平成13年度の研究成果のまとめと今後の展望
(4)研究構成
IV. 「人と暮す」
- 日常生活環境で活動するロボットの実現
- 「ヒトはロボットを何と思っているのか」(公募研究:石黒班)
人間が人型ロボットの動作を見たときの脳内活動を光トポグラフィ装置によって計測し,人型ロボットが,人間を写したビデオ映像よりもリアリティを持った「相手」として認知されているという知見を得た.この結果は,人と共生する機械が人と同じようにして動作を行うことによって,人のパートナーとして認知され親しみが持たれることを生理学的に示したことになる.
- 「体があることにどんな意味があるのか?」:身体の持つ情報学的意味の解明(公募研究:國吉班)
ヒトであれロボットであれ,それが持つ身体の物理的特性によって,それ固有の感覚運動情報の時空間構造が生み出されることが身体性の情報学的意味であるという仮説を検証するため,転がりながら起き上がる運動といった人の複雑な身体動作の動的構造の分析,ニューラルネットワークを用いた複雑な身体動作の学習シミュレータの作成などを行った.

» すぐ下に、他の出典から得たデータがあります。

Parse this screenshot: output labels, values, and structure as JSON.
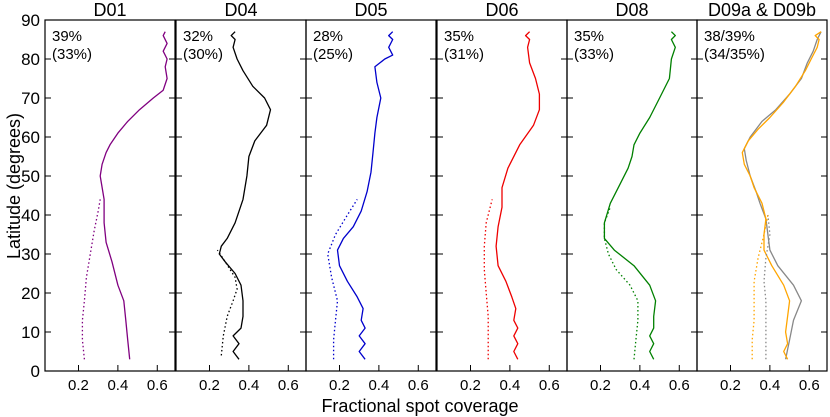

- 「ロボットが家にやってきた」(公募研究:稲場班)
手足や顔による表情の表出機能を持った小型の人型ロボットを開発し,家庭やオフィスなどの日常生活環境において,人とロボットがどのような交わりをするのかを検証する.特に,ノートPCやPDAなどを使ったパーソナルIT環境においてロボットがどのような役割を果たすのかに焦点を当てて研究を行う.
- 「人から学ぶロボット」(公募研究:池内班)
マルチモーダルな知覚を用いて人が行う手作業の様子を観察し,その方法や手順を獲得・学習する人型ロボットを開発した.これによって,言語化が困難だとされてきた,熟練を要する技の電子的記録・保存が可能となり,技の伝承にも役立つものと思われる.
- 「人を支えるロボット」(公募研究:久野班)
足の不自由な人の日常生活を支えるためのロボットとして知的車椅子を開発した.このシステムは,周囲の歩行者の顔の向きにより,その人が車椅子に気づいているか否かを自律的に判断し,その結果によって適切な歩行者回避行動を起す機能や,介護者がいる場合には,介護者が意図的な操作をしなくても,介護者に合わせて自動的に移動する機能などを持っている.